Bizim televizyonlarda çıkan emekli asker, stratejist, uzman sıfatlı konuklarına bakarsanız, İsrail savaşı çoktan kazanmış, Gazze’yi ele geçirmiş, Filistinlileri Sina’ya sürmüş vs. ABD ve İsrail’in askeri üstünlüğünü kadiri mutlak gören NATO’culuk, gözleri kör etmiş. NATO’culuk, İsrail’in, çatışmanın başından beri binlerce Filistinlinin hayatını kaybetmesine neden olan ağır bombardımanlarına rağmen, Hamas’ı ve Filistin direnişini bir milim bille geriletememiş olduğu gerçeğini görmeyi engelliyor. Tam tersine İsrail devleti, “tarihinin en büyük var olma mücadelesi” olarak el aldığı bu çatışmadan, en az kayıpla nasıl çıkacağı sorunuyla baş etmeye çalışıyor. Hem askeri kayıp, hem İsrail’in uluslararası güçler dengesindeki konumu bakımından.

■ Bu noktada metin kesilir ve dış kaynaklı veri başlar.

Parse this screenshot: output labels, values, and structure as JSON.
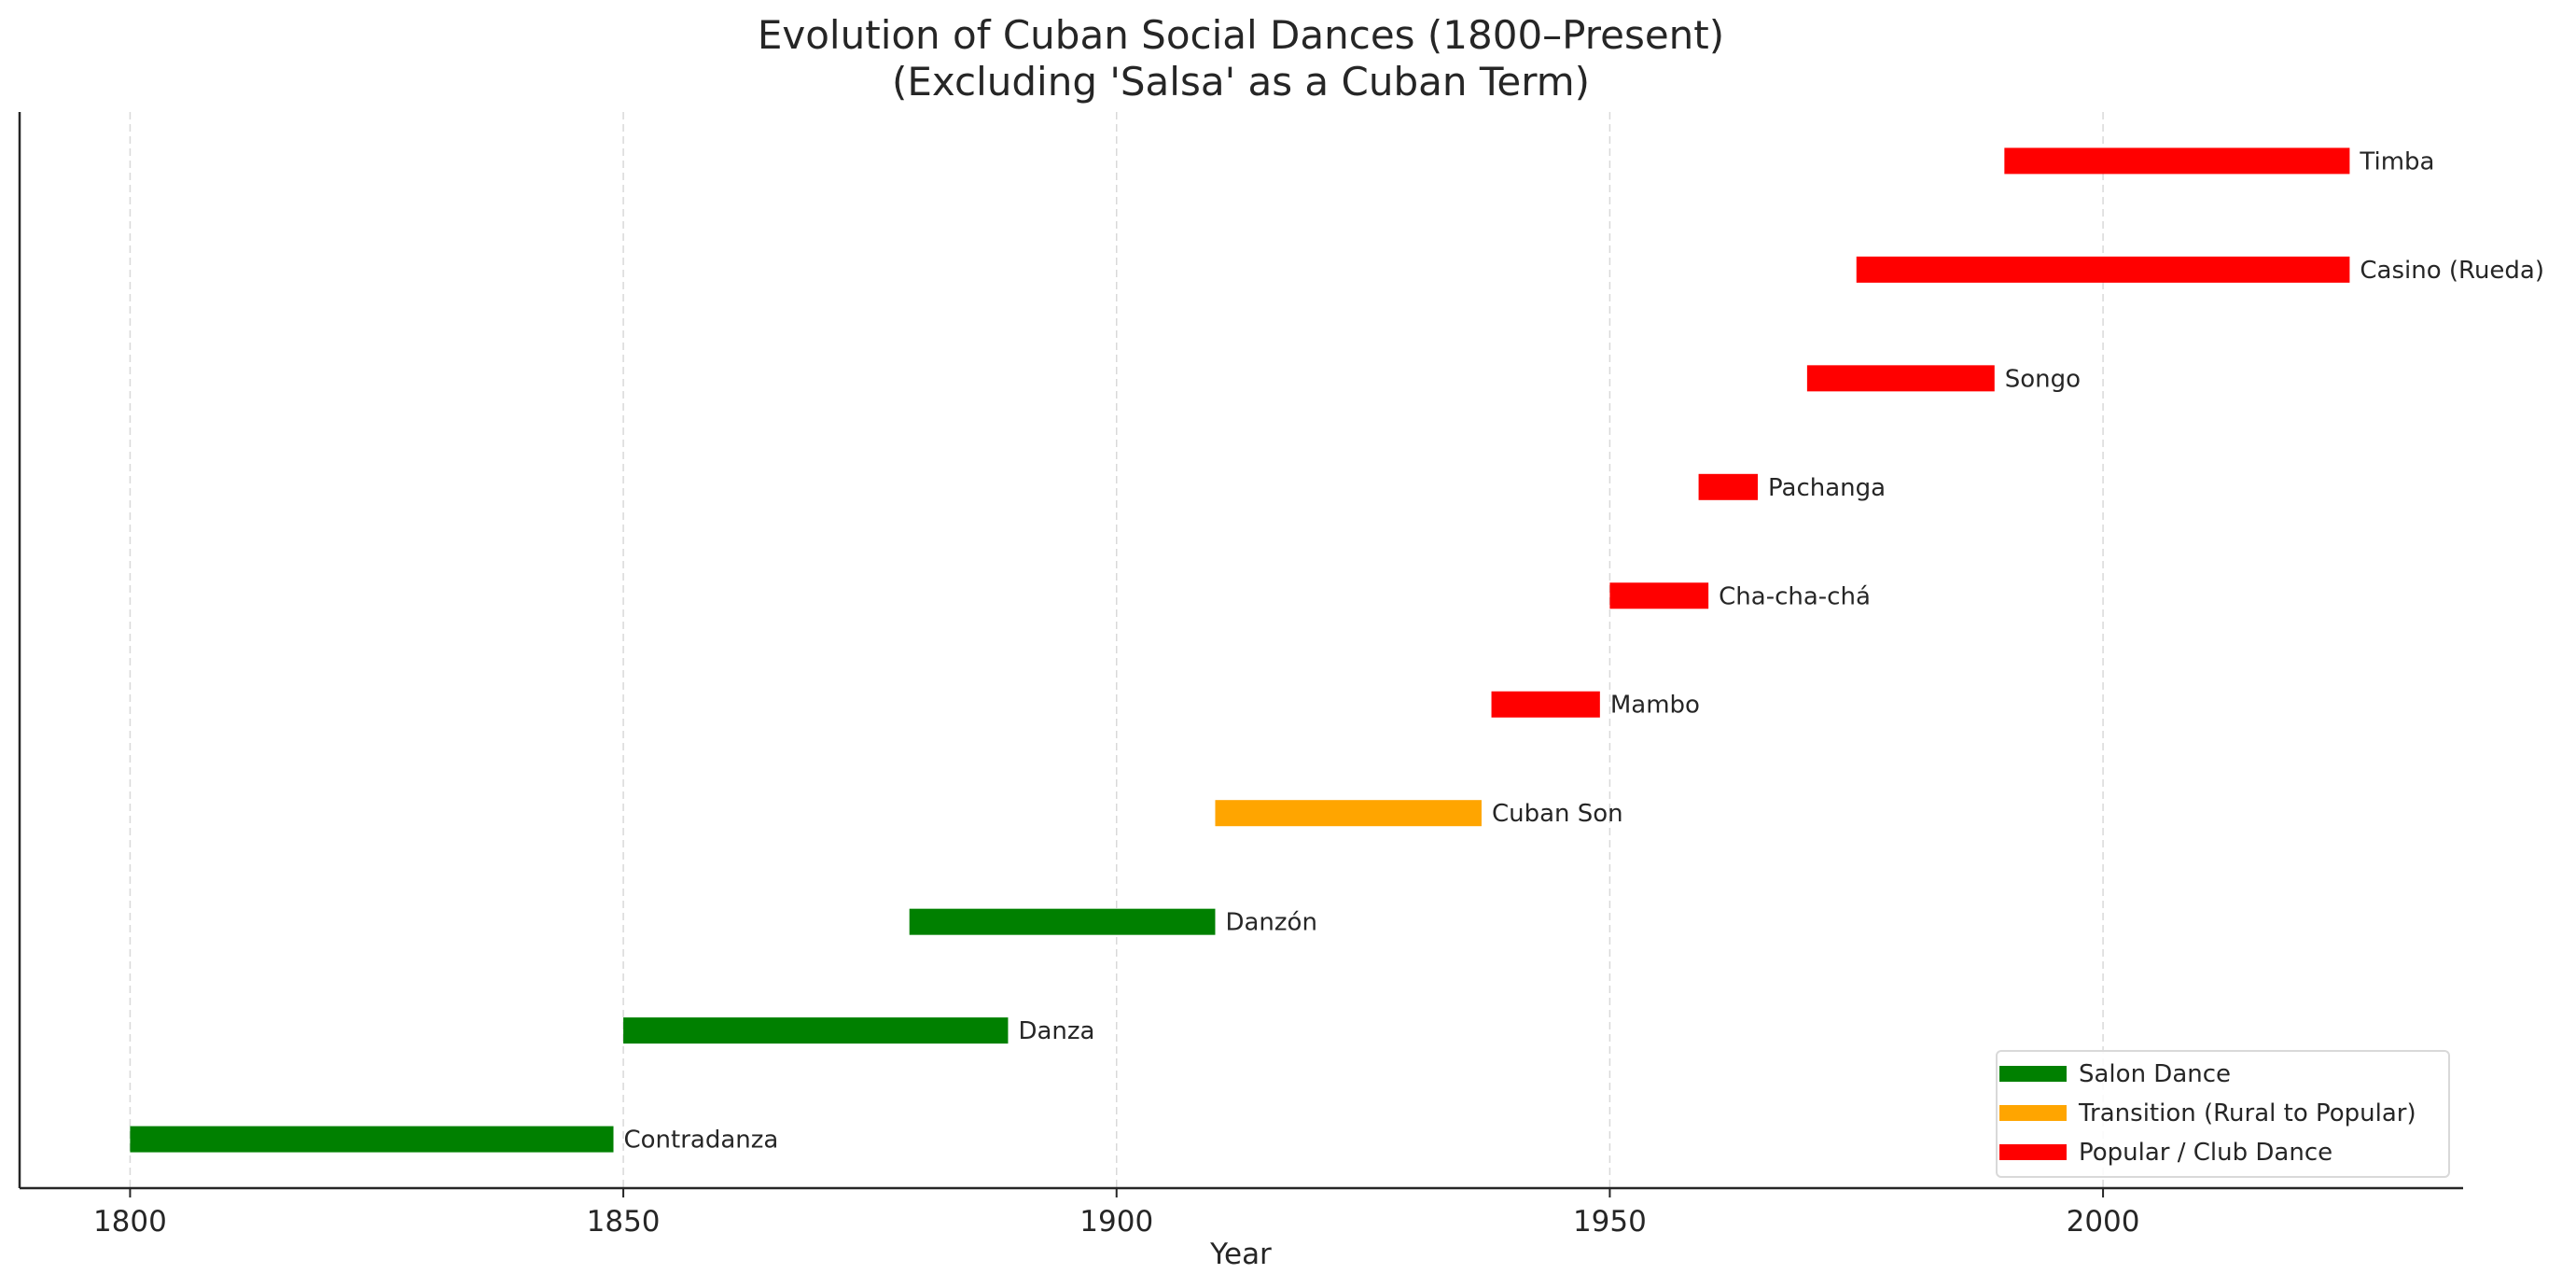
{
  "chart_data": {
    "type": "bar",
    "orientation": "horizontal-timeline",
    "title": "Evolution of Cuban Social Dances (1800–Present)\n(Excluding 'Salsa' as a Cuban Term)",
    "title_lines": [
      "Evolution of Cuban Social Dances (1800–Present)",
      "(Excluding 'Salsa' as a Cuban Term)"
    ],
    "xlabel": "Year",
    "ylabel": "",
    "xlim": [
      1788.8,
      2036.5
    ],
    "xticks": [
      1800,
      1850,
      1900,
      1950,
      2000
    ],
    "grid": "x dashed",
    "legend_placement": "lower-right",
    "legend": [
      {
        "name": "Salon Dance",
        "color": "#008000"
      },
      {
        "name": "Transition (Rural to Popular)",
        "color": "#FFA500"
      },
      {
        "name": "Popular / Club Dance",
        "color": "#FF0000"
      }
    ],
    "dances": [
      {
        "name": "Contradanza",
        "start": 1800,
        "end": 1849,
        "category": 0
      },
      {
        "name": "Danza",
        "start": 1850,
        "end": 1889,
        "category": 0
      },
      {
        "name": "Danzón",
        "start": 1879,
        "end": 1910,
        "category": 0
      },
      {
        "name": "Cuban Son",
        "start": 1910,
        "end": 1937,
        "category": 1
      },
      {
        "name": "Mambo",
        "start": 1938,
        "end": 1949,
        "category": 2
      },
      {
        "name": "Cha-cha-chá",
        "start": 1950,
        "end": 1960,
        "category": 2
      },
      {
        "name": "Pachanga",
        "start": 1959,
        "end": 1965,
        "category": 2
      },
      {
        "name": "Songo",
        "start": 1970,
        "end": 1989,
        "category": 2
      },
      {
        "name": "Casino (Rueda)",
        "start": 1975,
        "end": 2025,
        "category": 2
      },
      {
        "name": "Timba",
        "start": 1990,
        "end": 2025,
        "category": 2
      }
    ]
  }
}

Bu durumu çıplak bir şekilde ortaya koyan bir örnek, ABD devletinin en kilit strateji kuruluşlarından biri olan Stratejik ve Uluslararası İlişkiler Merkezi (Center for Strategic International Studies: CSIS) uzmanı Daniel Byman’ın Foreign Policy’deki yazısı. Byman’ın altını çizdiği, İsrail’in Gazze’deki hedeflerini gerçekleştirmesini sınırlayan etkenleri mealen şöyle özetlemek mümkün:

1.ABD, “bölgedeki Amerikan güçlerini tehlike altına sokacak olması nedeniyle” çatışmaların yayılmasını önlemek istiyor. O nedenle ABD’nin bu yöndeki endişelerinin artması durumunda İsrail’e operasyonlarını durdurma yönünde baskı yapabilir.

2.İsrail’in, bölgedeki tecridini kıracak en önemli eylem olan Arap ülkeleriyle normalleşme sürecinin bozulması.

3.Kara savaşı İsraillilerin büyük kayıplarına yol açabilir ve başarılı olma şansı yok. Gazze’deki “Londra metro ağından daha büyük olduğu düşünülen” tünellerde Hamas’ı bulup yok etmek mümkün değil. ABD’nin Irak’ta tecrübe ettiği gibi tünel savaşı bir kabus. Gazze’nin dar sokaklardan ve sıkışık binalardan oluşan kentsel yapısı, Hamas’a İsrail Ordusu’na karşı üstünlük sağlıyor. Felluce’deki sokak savaşları ABD Ordusu açısından yıkıcı olmuştu. Gazze’de İsrail’i onun bin beteri bekliyor.

4.Mısır başta olmak üzere Arap ülkelerindeki kamuoyu İsrail’e karşı büyük öfke içinde.

Gerçekçi tespitler…

Byman, İsrail’in kara savaşı konusundaki zorluklarını tek tek sıraladıktan sonra yazısını şöyle bağlıyor:

“Nihai sonuç bazı kara operasyonlarını içerebilir, ancak bunun, 7 Ekim saldırılarının hemen ardından büyük olasılıkla yapılacağı öngörülen topyekûn ve uzun süreli işgale kıyasla genel olarak daha ihtiyatlı ve sakıngan bir yaklaşım olması muhtemeldir. (Foreign Policy, 28 Ekim 2023)”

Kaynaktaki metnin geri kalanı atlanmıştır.